LG's second Android phone, the GT540, made a quiet debut on the show floor with little information regarding its availability, specs and price. The stylish, lightweight phone comes in a variety of attractive colors (white, pink, dark gray, and black) with textured backs and chrome finishing. What's notable about the GT540 is that it runs Android 2.0 as well as a few LG branded apps for social networking. The GSM phone will be launched in Europe initially, but LG did not disclose any other details.
Palm Pre Plus
Palm's more interesting announcements at CES were software-related, but the company also made two handset announcements. Appearance-wise, the Pre Plus is nearly identical to the original Pre except Palm nixed the Pre's single hardware button. Like the Pixi (and the Pixi Plus), the Pre Plus has a capacitive touch area below the screen with a light-up bar.
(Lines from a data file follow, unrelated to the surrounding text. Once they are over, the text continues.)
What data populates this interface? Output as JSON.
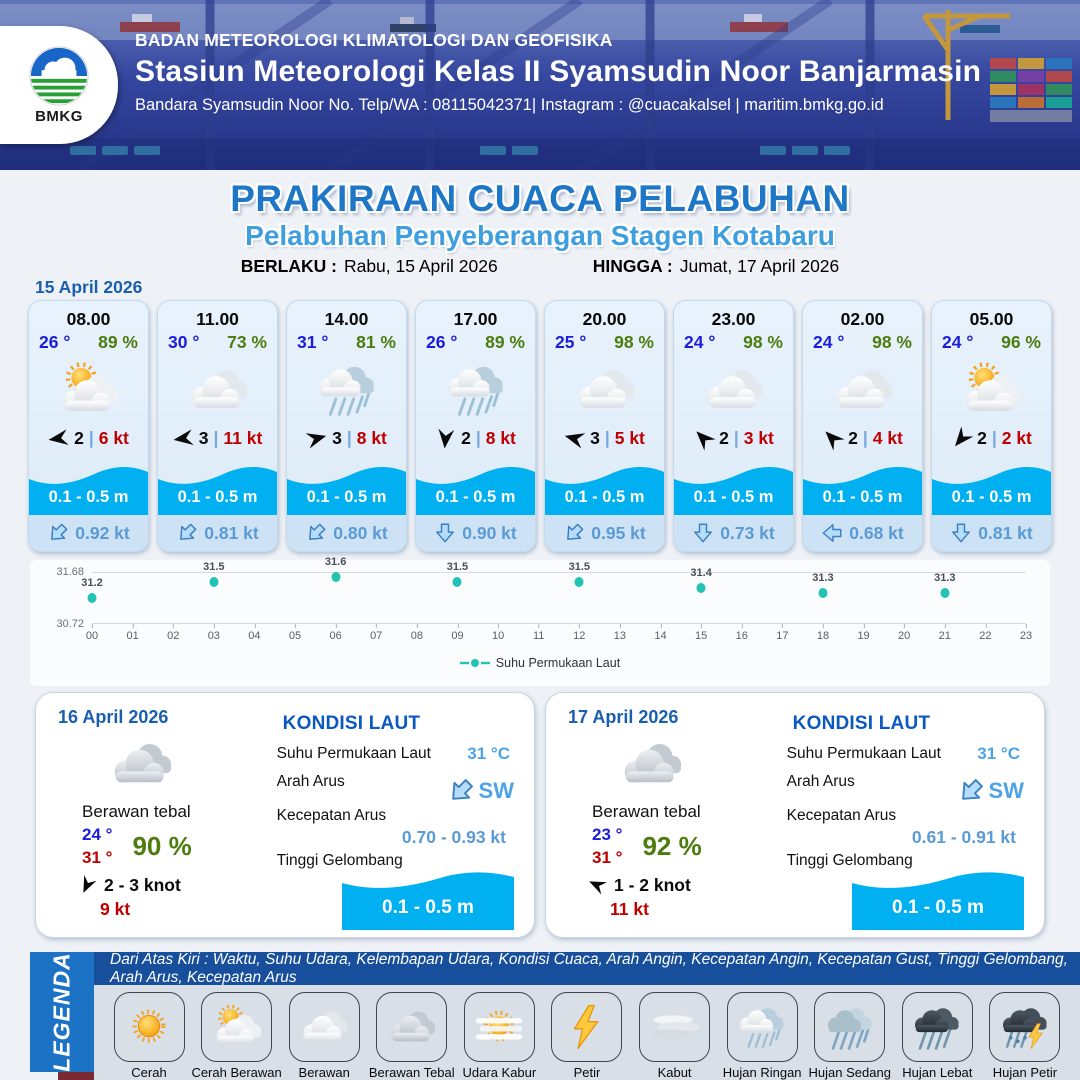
{
  "colors": {
    "title-blue": "#1d76c6",
    "subtitle-blue": "#3f9ede",
    "date-blue": "#1a5fae",
    "temp-blue": "#1c1cdb",
    "humidity-green": "#4d7c0f",
    "gust-red": "#c00000",
    "sep-blue": "#79a8e0",
    "wave-cyan": "#00b0f0",
    "current-blue": "#5b9bd5",
    "chart-teal": "#22c3b2",
    "legend-bar-blue": "#1c72c4",
    "legend-strip-blue": "#174f9c"
  },
  "header": {
    "org": "BADAN METEOROLOGI KLIMATOLOGI DAN GEOFISIKA",
    "station": "Stasiun Meteorologi Kelas II Syamsudin Noor Banjarmasin",
    "contact": "Bandara Syamsudin Noor No. Telp/WA : 08115042371| Instagram : @cuacakalsel | maritim.bmkg.go.id",
    "logo_text": "BMKG"
  },
  "title": {
    "main": "PRAKIRAAN CUACA PELABUHAN",
    "subtitle": "Pelabuhan Penyeberangan Stagen Kotabaru",
    "valid_from_label": "BERLAKU :",
    "valid_from": "Rabu, 15 April 2026",
    "valid_to_label": "HINGGA :",
    "valid_to": "Jumat, 17 April 2026"
  },
  "forecast_date": "15 April 2026",
  "strings": {
    "wind_sep": "|"
  },
  "hourly": [
    {
      "time": "08.00",
      "temp": "26 °",
      "humidity": "89 %",
      "icon": "cerah-berawan",
      "wind_speed": "2",
      "gust": "6 kt",
      "wind_deg": 172,
      "wave": "0.1 - 0.5 m",
      "current": "0.92 kt",
      "current_deg": 45
    },
    {
      "time": "11.00",
      "temp": "30 °",
      "humidity": "73 %",
      "icon": "berawan",
      "wind_speed": "3",
      "gust": "11 kt",
      "wind_deg": 172,
      "wave": "0.1 - 0.5 m",
      "current": "0.81 kt",
      "current_deg": 45
    },
    {
      "time": "14.00",
      "temp": "31 °",
      "humidity": "81 %",
      "icon": "hujan-ringan",
      "wind_speed": "3",
      "gust": "8 kt",
      "wind_deg": 345,
      "wave": "0.1 - 0.5 m",
      "current": "0.80 kt",
      "current_deg": 45
    },
    {
      "time": "17.00",
      "temp": "26 °",
      "humidity": "89 %",
      "icon": "hujan-ringan",
      "wind_speed": "2",
      "gust": "8 kt",
      "wind_deg": 95,
      "wave": "0.1 - 0.5 m",
      "current": "0.90 kt",
      "current_deg": 0
    },
    {
      "time": "20.00",
      "temp": "25 °",
      "humidity": "98 %",
      "icon": "berawan",
      "wind_speed": "3",
      "gust": "5 kt",
      "wind_deg": 195,
      "wave": "0.1 - 0.5 m",
      "current": "0.95 kt",
      "current_deg": 45
    },
    {
      "time": "23.00",
      "temp": "24 °",
      "humidity": "98 %",
      "icon": "berawan",
      "wind_speed": "2",
      "gust": "3 kt",
      "wind_deg": 225,
      "wave": "0.1 - 0.5 m",
      "current": "0.73 kt",
      "current_deg": 0
    },
    {
      "time": "02.00",
      "temp": "24 °",
      "humidity": "98 %",
      "icon": "berawan",
      "wind_speed": "2",
      "gust": "4 kt",
      "wind_deg": 225,
      "wave": "0.1 - 0.5 m",
      "current": "0.68 kt",
      "current_deg": 90
    },
    {
      "time": "05.00",
      "temp": "24 °",
      "humidity": "96 %",
      "icon": "cerah-berawan",
      "wind_speed": "2",
      "gust": "2 kt",
      "wind_deg": 130,
      "wave": "0.1 - 0.5 m",
      "current": "0.81 kt",
      "current_deg": 0
    }
  ],
  "chart_data": {
    "type": "scatter",
    "legend": "Suhu Permukaan Laut",
    "ylim": [
      30.72,
      31.68
    ],
    "y_top_label": "31.68",
    "y_bottom_label": "30.72",
    "x_ticks": [
      "00",
      "01",
      "02",
      "03",
      "04",
      "05",
      "06",
      "07",
      "08",
      "09",
      "10",
      "11",
      "12",
      "13",
      "14",
      "15",
      "16",
      "17",
      "18",
      "19",
      "20",
      "21",
      "22",
      "23"
    ],
    "points": [
      {
        "h": 0,
        "v": 31.2,
        "label": "31.2"
      },
      {
        "h": 3,
        "v": 31.5,
        "label": "31.5"
      },
      {
        "h": 6,
        "v": 31.6,
        "label": "31.6"
      },
      {
        "h": 9,
        "v": 31.5,
        "label": "31.5"
      },
      {
        "h": 12,
        "v": 31.5,
        "label": "31.5"
      },
      {
        "h": 15,
        "v": 31.4,
        "label": "31.4"
      },
      {
        "h": 18,
        "v": 31.3,
        "label": "31.3"
      },
      {
        "h": 21,
        "v": 31.3,
        "label": "31.3"
      }
    ]
  },
  "sea_labels": {
    "title": "KONDISI LAUT",
    "sst": "Suhu Permukaan Laut",
    "dir": "Arah Arus",
    "speed": "Kecepatan Arus",
    "wave": "Tinggi Gelombang"
  },
  "days": [
    {
      "date": "16 April 2026",
      "icon": "berawan-tebal",
      "condition": "Berawan tebal",
      "temp_min": "24 °",
      "temp_max": "31 °",
      "humidity": "90 %",
      "wind_range": "2  - 3 knot",
      "wind_deg": 115,
      "gust": "9 kt",
      "sea": {
        "sst": "31 °C",
        "dir": "SW",
        "dir_deg": 45,
        "speed": "0.70 - 0.93 kt",
        "wave": "0.1 - 0.5 m"
      }
    },
    {
      "date": "17 April 2026",
      "icon": "berawan-tebal",
      "condition": "Berawan tebal",
      "temp_min": "23 °",
      "temp_max": "31 °",
      "humidity": "92 %",
      "wind_range": "1  - 2 knot",
      "wind_deg": 205,
      "gust": "11 kt",
      "sea": {
        "sst": "31 °C",
        "dir": "SW",
        "dir_deg": 45,
        "speed": "0.61 - 0.91 kt",
        "wave": "0.1 - 0.5 m"
      }
    }
  ],
  "legend": {
    "bar": "LEGENDA",
    "note": "Dari Atas Kiri : Waktu, Suhu Udara, Kelembapan Udara, Kondisi Cuaca, Arah Angin, Kecepatan Angin, Kecepatan Gust, Tinggi Gelombang, Arah Arus, Kecepatan Arus",
    "items": [
      {
        "label": "Cerah",
        "icon": "cerah"
      },
      {
        "label": "Cerah Berawan",
        "icon": "cerah-berawan"
      },
      {
        "label": "Berawan",
        "icon": "berawan"
      },
      {
        "label": "Berawan Tebal",
        "icon": "berawan-tebal"
      },
      {
        "label": "Udara Kabur",
        "icon": "udara-kabur"
      },
      {
        "label": "Petir",
        "icon": "petir"
      },
      {
        "label": "Kabut",
        "icon": "kabut"
      },
      {
        "label": "Hujan Ringan",
        "icon": "hujan-ringan"
      },
      {
        "label": "Hujan Sedang",
        "icon": "hujan-sedang"
      },
      {
        "label": "Hujan Lebat",
        "icon": "hujan-lebat"
      },
      {
        "label": "Hujan Petir",
        "icon": "hujan-petir"
      }
    ]
  }
}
The Pre Plus comes with an inductive back battery cover so you can use the phone with the Touchstone charger out-of-the-box. The Pre Plus will land on Verizon on January 25, but its price has not yet been announced.
Palm Pixi Plus
As as the blogosphere predicted, the Pixi Plus will also come with Wi-Fi connectivity (the original lacked this feature). But other than that, the Pixi Plus is exactly identical to its predecessor. This update fits in nicely with Palm's other big announcement: 3G Mobile Hotspot. Customers will be to use their Pre Plus or Pixi Plus as a 3G Mobile Hotspot, to which they can connect up to five Wi-Fi enabled devices.
Pixi owners can also customize their phone to their liking with a new slew of stylish back covers. The new back covers aren't nearly as inspired as the California Artists Series that debuted with the original Pixi, but they are compatible with the Touchstone inductive charger. The covers will come in pink, blue, green, orange, and black. Like the Pre Plus, the Pixi Plus will debut on Verizon and the end of this month. Pricing for the Pixi Plus or the new back covers have not been announced.